The 2017 D.O. v. Glisson federal ruling confirmed that children placed with approved relative caregivers have a right to the same foster care maintenance payments that children placed with licensed foster parents receive. Ohio policymakers still have not moved resources or changed the law to support these children and kinship families.
“When a relative or family friend steps up to care for a child in need, they are committing an act of love,” said Policy Matters Ohio Researcher Will Petrik. “Yet, for many relatives who want to help, assuming the care of a child can be a financial hardship. Children in kinship care and the kinship families need more support and based on Glisson, have a right to it. It’s in everyone’s best interest that friends and relatives who are ready and willing to nurture a child be supported in doing so.”
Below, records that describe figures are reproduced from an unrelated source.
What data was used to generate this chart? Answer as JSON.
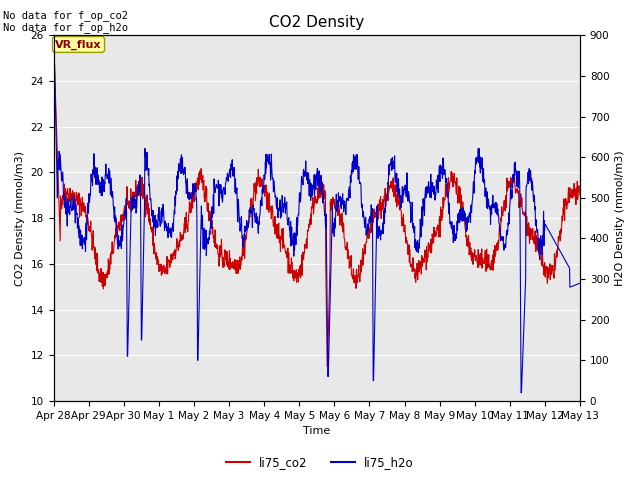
{
  "title": "CO2 Density",
  "xlabel": "Time",
  "ylabel_left": "CO2 Density (mmol/m3)",
  "ylabel_right": "H2O Density (mmol/m3)",
  "top_text": "No data for f_op_co2\nNo data for f_op_h2o",
  "legend_box_label": "VR_flux",
  "ylim_left": [
    10,
    26
  ],
  "ylim_right": [
    0,
    900
  ],
  "yticks_left": [
    10,
    12,
    14,
    16,
    18,
    20,
    22,
    24,
    26
  ],
  "yticks_right": [
    0,
    100,
    200,
    300,
    400,
    500,
    600,
    700,
    800,
    900
  ],
  "color_co2": "#cc0000",
  "color_h2o": "#0000cc",
  "background_color": "#e8e8e8",
  "line_width": 0.8,
  "x_tick_labels": [
    "Apr 28",
    "Apr 29",
    "Apr 30",
    "May 1",
    "May 2",
    "May 3",
    "May 4",
    "May 5",
    "May 6",
    "May 7",
    "May 8",
    "May 9",
    "May 10",
    "May 11",
    "May 12",
    "May 13"
  ],
  "legend_labels": [
    "li75_co2",
    "li75_h2o"
  ]
}
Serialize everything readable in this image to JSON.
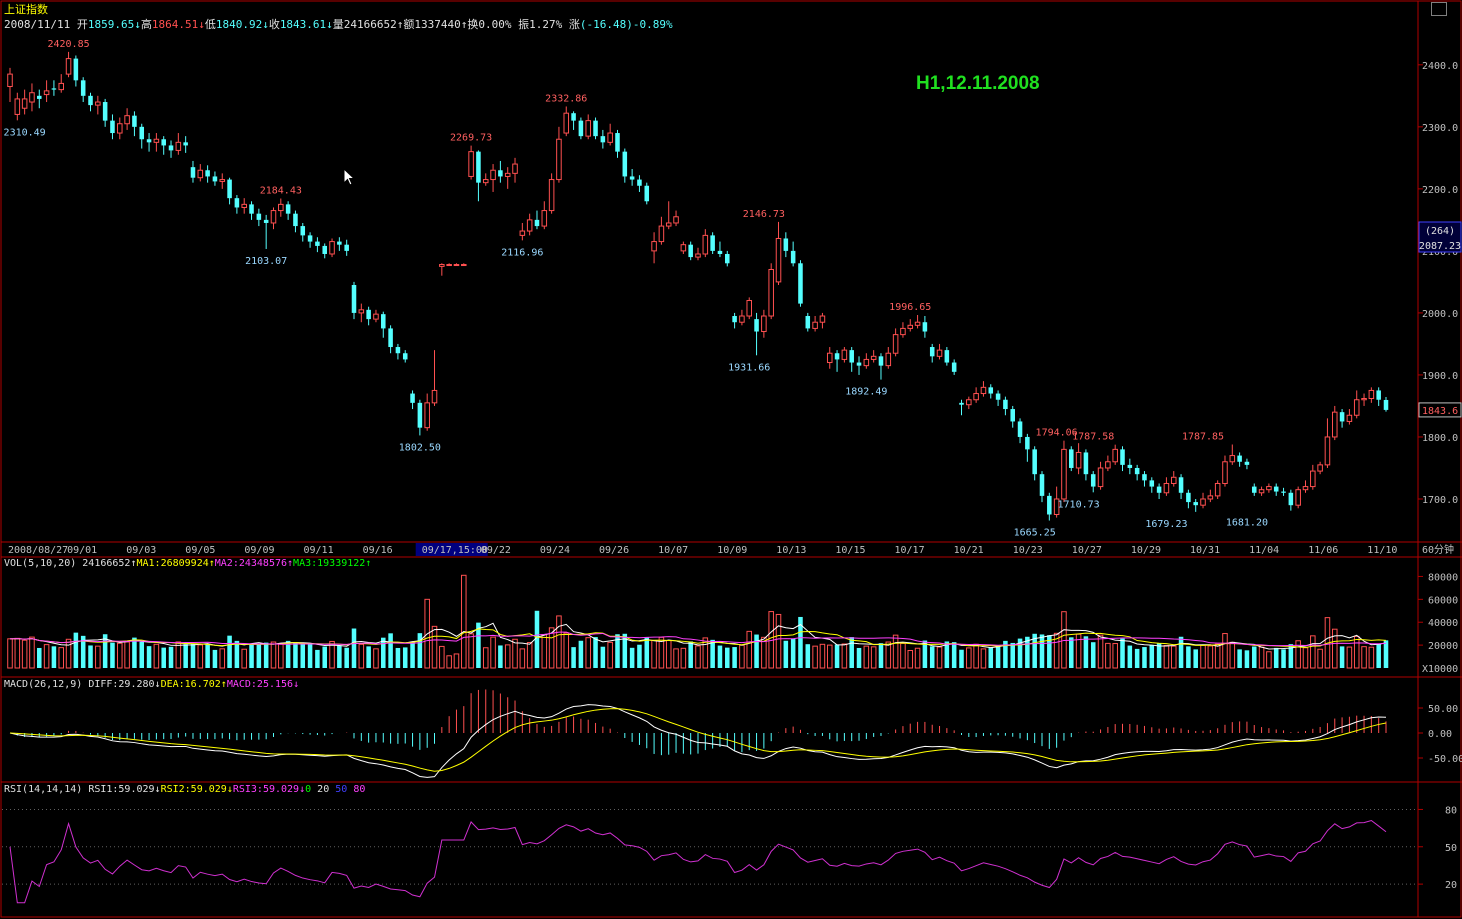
{
  "header": {
    "title": "上证指数",
    "date": "2008/11/11",
    "open_label": "开",
    "open": "1859.65",
    "high_label": "高",
    "high": "1864.51",
    "low_label": "低",
    "low": "1840.92",
    "close_label": "收",
    "close": "1843.61",
    "volume_label": "量",
    "volume": "24166652",
    "amount_label": "额",
    "amount": "1337440",
    "turnover_label": "换",
    "turnover": "0.00%",
    "amplitude_label": "振",
    "amplitude": "1.27%",
    "change_label": "涨",
    "change": "(-16.48)-0.89%"
  },
  "watermark": "H1,12.11.2008",
  "period_label": "60分钟",
  "colors": {
    "up": "#ff5050",
    "down": "#54ffff",
    "ma1": "#ffffff",
    "ma2": "#ff40ff",
    "ma3": "#00ff00",
    "diff": "#ffffff",
    "dea": "#ffff00",
    "rsi": "#d030d0",
    "axis": "#b00000"
  },
  "volume_panel": {
    "label": "VOL(5,10,20)",
    "value": "24166652",
    "ma1": "MA1:26809924",
    "ma2": "MA2:24348576",
    "ma3": "MA3:19339122",
    "unit": "X10000"
  },
  "macd_panel": {
    "label": "MACD(26,12,9)",
    "diff": "DIFF:29.280",
    "dea": "DEA:16.702",
    "macd": "MACD:25.156"
  },
  "rsi_panel": {
    "label": "RSI(14,14,14)",
    "rsi1": "RSI1:59.029",
    "rsi2": "RSI2:59.029",
    "rsi3": "RSI3:59.029",
    "l0": "0",
    "l20": "20",
    "l50": "50",
    "l80": "80"
  },
  "chart_data": {
    "type": "candlestick",
    "price_axis": {
      "ticks": [
        1700,
        1800,
        1900,
        2000,
        2100,
        2200,
        2300,
        2400
      ],
      "labels": [
        "1700.0",
        "1800.0",
        "1900.0",
        "2000.0",
        "2100.0",
        "2200.0",
        "2300.0",
        "2400.0"
      ],
      "ylim": [
        1650,
        2440
      ]
    },
    "date_labels": [
      "2008/08/27",
      "09/01",
      "09/03",
      "09/05",
      "09/09",
      "09/11",
      "09/16",
      "09/17,15:00",
      "09/22",
      "09/24",
      "09/26",
      "10/07",
      "10/09",
      "10/13",
      "10/15",
      "10/17",
      "10/21",
      "10/23",
      "10/27",
      "10/29",
      "10/31",
      "11/04",
      "11/06",
      "11/10"
    ],
    "crosshair_price": "2087.23",
    "crosshair_count": "(264)",
    "last_price": "1843.6",
    "annotations": [
      {
        "text": "2420.85",
        "i": 8,
        "price": 2420.85,
        "kind": "high"
      },
      {
        "text": "2310.49",
        "i": 2,
        "price": 2310.49,
        "kind": "low"
      },
      {
        "text": "2184.43",
        "i": 37,
        "price": 2184.43,
        "kind": "high"
      },
      {
        "text": "2103.07",
        "i": 35,
        "price": 2103.07,
        "kind": "low"
      },
      {
        "text": "1802.50",
        "i": 56,
        "price": 1802.5,
        "kind": "low"
      },
      {
        "text": "2269.73",
        "i": 63,
        "price": 2269.73,
        "kind": "high"
      },
      {
        "text": "2116.96",
        "i": 70,
        "price": 2116.96,
        "kind": "low"
      },
      {
        "text": "2332.86",
        "i": 76,
        "price": 2332.86,
        "kind": "high"
      },
      {
        "text": "2146.73",
        "i": 103,
        "price": 2146.73,
        "kind": "high"
      },
      {
        "text": "1931.66",
        "i": 101,
        "price": 1931.66,
        "kind": "low"
      },
      {
        "text": "1892.49",
        "i": 117,
        "price": 1892.49,
        "kind": "low"
      },
      {
        "text": "1996.65",
        "i": 123,
        "price": 1996.65,
        "kind": "high"
      },
      {
        "text": "1665.25",
        "i": 140,
        "price": 1665.25,
        "kind": "low"
      },
      {
        "text": "1794.06",
        "i": 143,
        "price": 1794.06,
        "kind": "high"
      },
      {
        "text": "1787.58",
        "i": 148,
        "price": 1787.58,
        "kind": "high"
      },
      {
        "text": "1710.73",
        "i": 146,
        "price": 1710.73,
        "kind": "low"
      },
      {
        "text": "1679.23",
        "i": 158,
        "price": 1679.23,
        "kind": "low"
      },
      {
        "text": "1787.85",
        "i": 163,
        "price": 1787.85,
        "kind": "high"
      },
      {
        "text": "1681.20",
        "i": 169,
        "price": 1681.2,
        "kind": "low"
      }
    ],
    "candles": [
      [
        2365,
        2385,
        2395,
        2340
      ],
      [
        2320,
        2345,
        2355,
        2310.49
      ],
      [
        2330,
        2345,
        2360,
        2320
      ],
      [
        2340,
        2355,
        2370,
        2325
      ],
      [
        2350,
        2345,
        2360,
        2330
      ],
      [
        2352,
        2358,
        2375,
        2340
      ],
      [
        2362,
        2360,
        2375,
        2350
      ],
      [
        2360,
        2370,
        2385,
        2355
      ],
      [
        2385,
        2410,
        2420.85,
        2380
      ],
      [
        2410,
        2375,
        2415,
        2365
      ],
      [
        2375,
        2350,
        2380,
        2340
      ],
      [
        2350,
        2335,
        2355,
        2325
      ],
      [
        2335,
        2340,
        2350,
        2320
      ],
      [
        2340,
        2310,
        2345,
        2300
      ],
      [
        2310,
        2290,
        2320,
        2280
      ],
      [
        2290,
        2305,
        2315,
        2280
      ],
      [
        2305,
        2318,
        2330,
        2295
      ],
      [
        2318,
        2300,
        2325,
        2285
      ],
      [
        2300,
        2280,
        2305,
        2265
      ],
      [
        2280,
        2275,
        2290,
        2260
      ],
      [
        2275,
        2280,
        2290,
        2260
      ],
      [
        2280,
        2270,
        2285,
        2255
      ],
      [
        2270,
        2262,
        2278,
        2250
      ],
      [
        2262,
        2275,
        2290,
        2255
      ],
      [
        2275,
        2270,
        2285,
        2258
      ],
      [
        2235,
        2218,
        2245,
        2210
      ],
      [
        2218,
        2230,
        2240,
        2212
      ],
      [
        2230,
        2220,
        2238,
        2210
      ],
      [
        2220,
        2212,
        2228,
        2205
      ],
      [
        2212,
        2215,
        2225,
        2200
      ],
      [
        2215,
        2185,
        2218,
        2175
      ],
      [
        2185,
        2170,
        2190,
        2160
      ],
      [
        2170,
        2175,
        2185,
        2160
      ],
      [
        2175,
        2160,
        2180,
        2150
      ],
      [
        2160,
        2150,
        2168,
        2140
      ],
      [
        2150,
        2145,
        2158,
        2103.07
      ],
      [
        2145,
        2165,
        2170,
        2135
      ],
      [
        2165,
        2175,
        2184.43,
        2155
      ],
      [
        2175,
        2160,
        2180,
        2150
      ],
      [
        2160,
        2140,
        2165,
        2130
      ],
      [
        2140,
        2125,
        2145,
        2115
      ],
      [
        2125,
        2115,
        2130,
        2105
      ],
      [
        2115,
        2108,
        2122,
        2098
      ],
      [
        2108,
        2095,
        2112,
        2088
      ],
      [
        2095,
        2115,
        2120,
        2090
      ],
      [
        2115,
        2110,
        2122,
        2100
      ],
      [
        2110,
        2100,
        2118,
        2092
      ],
      [
        2045,
        2000,
        2050,
        1990
      ],
      [
        2000,
        2005,
        2015,
        1985
      ],
      [
        2005,
        1990,
        2010,
        1980
      ],
      [
        1990,
        1998,
        2005,
        1985
      ],
      [
        1998,
        1975,
        2002,
        1960
      ],
      [
        1975,
        1945,
        1980,
        1935
      ],
      [
        1945,
        1935,
        1950,
        1925
      ],
      [
        1935,
        1925,
        1940,
        1920
      ],
      [
        1870,
        1855,
        1875,
        1845
      ],
      [
        1855,
        1815,
        1860,
        1802.5
      ],
      [
        1815,
        1855,
        1870,
        1810
      ],
      [
        1855,
        1875,
        1940,
        1850
      ],
      [
        2075,
        2078,
        2080,
        2060
      ],
      [
        2078,
        2078,
        2080,
        2076
      ],
      [
        2078,
        2078,
        2080,
        2076
      ],
      [
        2078,
        2078,
        2080,
        2076
      ],
      [
        2220,
        2260,
        2269.73,
        2215
      ],
      [
        2260,
        2210,
        2262,
        2180
      ],
      [
        2210,
        2215,
        2225,
        2205
      ],
      [
        2215,
        2230,
        2240,
        2195
      ],
      [
        2230,
        2220,
        2245,
        2210
      ],
      [
        2220,
        2225,
        2235,
        2200
      ],
      [
        2225,
        2240,
        2250,
        2210
      ],
      [
        2125,
        2132,
        2145,
        2116.96
      ],
      [
        2132,
        2150,
        2160,
        2125
      ],
      [
        2150,
        2140,
        2165,
        2135
      ],
      [
        2140,
        2165,
        2180,
        2135
      ],
      [
        2165,
        2215,
        2225,
        2160
      ],
      [
        2215,
        2280,
        2300,
        2210
      ],
      [
        2290,
        2322,
        2332.86,
        2285
      ],
      [
        2322,
        2310,
        2325,
        2295
      ],
      [
        2310,
        2285,
        2315,
        2280
      ],
      [
        2285,
        2310,
        2320,
        2280
      ],
      [
        2310,
        2285,
        2315,
        2280
      ],
      [
        2285,
        2275,
        2295,
        2265
      ],
      [
        2275,
        2290,
        2305,
        2270
      ],
      [
        2290,
        2260,
        2295,
        2250
      ],
      [
        2260,
        2220,
        2265,
        2210
      ],
      [
        2220,
        2215,
        2232,
        2205
      ],
      [
        2215,
        2205,
        2222,
        2195
      ],
      [
        2205,
        2180,
        2210,
        2175
      ],
      [
        2100,
        2115,
        2130,
        2080
      ],
      [
        2115,
        2140,
        2155,
        2110
      ],
      [
        2140,
        2145,
        2180,
        2135
      ],
      [
        2145,
        2155,
        2165,
        2140
      ],
      [
        2100,
        2110,
        2115,
        2095
      ],
      [
        2110,
        2090,
        2115,
        2085
      ],
      [
        2090,
        2095,
        2105,
        2085
      ],
      [
        2095,
        2125,
        2135,
        2090
      ],
      [
        2125,
        2100,
        2130,
        2095
      ],
      [
        2100,
        2095,
        2115,
        2090
      ],
      [
        2095,
        2080,
        2100,
        2075
      ],
      [
        1995,
        1985,
        2000,
        1975
      ],
      [
        1985,
        1995,
        2005,
        1980
      ],
      [
        1995,
        2020,
        2025,
        1990
      ],
      [
        1990,
        1970,
        2000,
        1931.66
      ],
      [
        1970,
        1995,
        2005,
        1960
      ],
      [
        1995,
        2070,
        2080,
        1990
      ],
      [
        2050,
        2120,
        2146.73,
        2045
      ],
      [
        2120,
        2100,
        2130,
        2090
      ],
      [
        2100,
        2080,
        2115,
        2075
      ],
      [
        2080,
        2015,
        2085,
        2010
      ],
      [
        1995,
        1975,
        2000,
        1970
      ],
      [
        1975,
        1985,
        1995,
        1970
      ],
      [
        1985,
        1995,
        2000,
        1975
      ],
      [
        1920,
        1935,
        1945,
        1910
      ],
      [
        1935,
        1925,
        1940,
        1905
      ],
      [
        1925,
        1940,
        1945,
        1920
      ],
      [
        1940,
        1920,
        1945,
        1905
      ],
      [
        1920,
        1915,
        1930,
        1900
      ],
      [
        1915,
        1925,
        1935,
        1910
      ],
      [
        1925,
        1930,
        1940,
        1920
      ],
      [
        1930,
        1915,
        1935,
        1892.49
      ],
      [
        1915,
        1935,
        1945,
        1910
      ],
      [
        1935,
        1965,
        1975,
        1930
      ],
      [
        1965,
        1975,
        1985,
        1960
      ],
      [
        1975,
        1980,
        1990,
        1970
      ],
      [
        1980,
        1985,
        1996.65,
        1975
      ],
      [
        1985,
        1970,
        1995,
        1960
      ],
      [
        1945,
        1930,
        1950,
        1920
      ],
      [
        1930,
        1940,
        1950,
        1925
      ],
      [
        1940,
        1920,
        1945,
        1915
      ],
      [
        1920,
        1905,
        1925,
        1900
      ],
      [
        1855,
        1852,
        1860,
        1835
      ],
      [
        1852,
        1860,
        1865,
        1845
      ],
      [
        1860,
        1870,
        1880,
        1855
      ],
      [
        1870,
        1880,
        1890,
        1865
      ],
      [
        1880,
        1870,
        1885,
        1862
      ],
      [
        1870,
        1860,
        1875,
        1850
      ],
      [
        1860,
        1845,
        1865,
        1835
      ],
      [
        1845,
        1825,
        1850,
        1815
      ],
      [
        1825,
        1800,
        1830,
        1790
      ],
      [
        1800,
        1780,
        1805,
        1760
      ],
      [
        1780,
        1740,
        1785,
        1730
      ],
      [
        1740,
        1705,
        1745,
        1695
      ],
      [
        1705,
        1675,
        1710,
        1665.25
      ],
      [
        1675,
        1700,
        1720,
        1670
      ],
      [
        1700,
        1780,
        1794.06,
        1695
      ],
      [
        1780,
        1750,
        1785,
        1745
      ],
      [
        1750,
        1775,
        1790,
        1740
      ],
      [
        1775,
        1740,
        1780,
        1730
      ],
      [
        1740,
        1720,
        1745,
        1710.73
      ],
      [
        1720,
        1750,
        1760,
        1715
      ],
      [
        1750,
        1760,
        1770,
        1745
      ],
      [
        1760,
        1780,
        1787.58,
        1755
      ],
      [
        1780,
        1755,
        1785,
        1745
      ],
      [
        1755,
        1750,
        1765,
        1740
      ],
      [
        1750,
        1740,
        1755,
        1730
      ],
      [
        1740,
        1730,
        1745,
        1720
      ],
      [
        1730,
        1720,
        1735,
        1710
      ],
      [
        1720,
        1710,
        1725,
        1700
      ],
      [
        1710,
        1725,
        1735,
        1705
      ],
      [
        1725,
        1735,
        1745,
        1720
      ],
      [
        1735,
        1710,
        1740,
        1700
      ],
      [
        1710,
        1695,
        1715,
        1685
      ],
      [
        1695,
        1690,
        1700,
        1679.23
      ],
      [
        1690,
        1700,
        1710,
        1685
      ],
      [
        1700,
        1705,
        1715,
        1695
      ],
      [
        1705,
        1725,
        1730,
        1700
      ],
      [
        1725,
        1760,
        1770,
        1720
      ],
      [
        1760,
        1770,
        1787.85,
        1755
      ],
      [
        1770,
        1760,
        1775,
        1752
      ],
      [
        1760,
        1755,
        1765,
        1748
      ],
      [
        1720,
        1710,
        1725,
        1705
      ],
      [
        1710,
        1715,
        1720,
        1705
      ],
      [
        1715,
        1720,
        1725,
        1710
      ],
      [
        1720,
        1712,
        1725,
        1705
      ],
      [
        1712,
        1710,
        1718,
        1705
      ],
      [
        1710,
        1690,
        1715,
        1681.2
      ],
      [
        1690,
        1715,
        1720,
        1685
      ],
      [
        1715,
        1720,
        1730,
        1710
      ],
      [
        1720,
        1745,
        1755,
        1715
      ],
      [
        1745,
        1755,
        1760,
        1740
      ],
      [
        1755,
        1800,
        1830,
        1750
      ],
      [
        1800,
        1840,
        1850,
        1795
      ],
      [
        1840,
        1825,
        1845,
        1815
      ],
      [
        1825,
        1835,
        1845,
        1820
      ],
      [
        1835,
        1860,
        1875,
        1830
      ],
      [
        1860,
        1862,
        1870,
        1850
      ],
      [
        1862,
        1875,
        1880,
        1855
      ],
      [
        1875,
        1860,
        1880,
        1850
      ],
      [
        1859.65,
        1843.61,
        1864.51,
        1840.92
      ]
    ]
  }
}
Kinship caregivers get a fraction of the support licensed foster care providers receive. For example, in Cuyahoga County, a kinship caregiver receives $302 a month to care for one child while a foster provider receives a minimum of $624 and a maximum of $2,619 a month. The Glisson decision was supposed to change this: children placed with approved kinship caregivers deserve the same level of financial support as children placed with licensed foster care providers.
Black children are almost twice as likely as white children in the child welfare system to be placed with kinship caregivers, who receive fewer resources, training and support from child welfare agencies compared to non-kin foster care providers. Black children are also much more likely to be removed from their family of origin and placed in the child welfare system. Factors include bias on the part of people who report children to the child welfare system and among caseworkers who assess whether to remove a child from their home. Structural racism also deprives Black families of the resources and supports they need through jobs that pay low wages, unequal treatment by the criminal justice system and less access to financing and housing opportunities.
“Any child entering the child welfare system has been through trauma,” Petrik said. “In the next state budget, Governor DeWine and state legislators can bring Ohio into compliance with the Glisson case and help more children and their caregivers get the support they need to thrive.”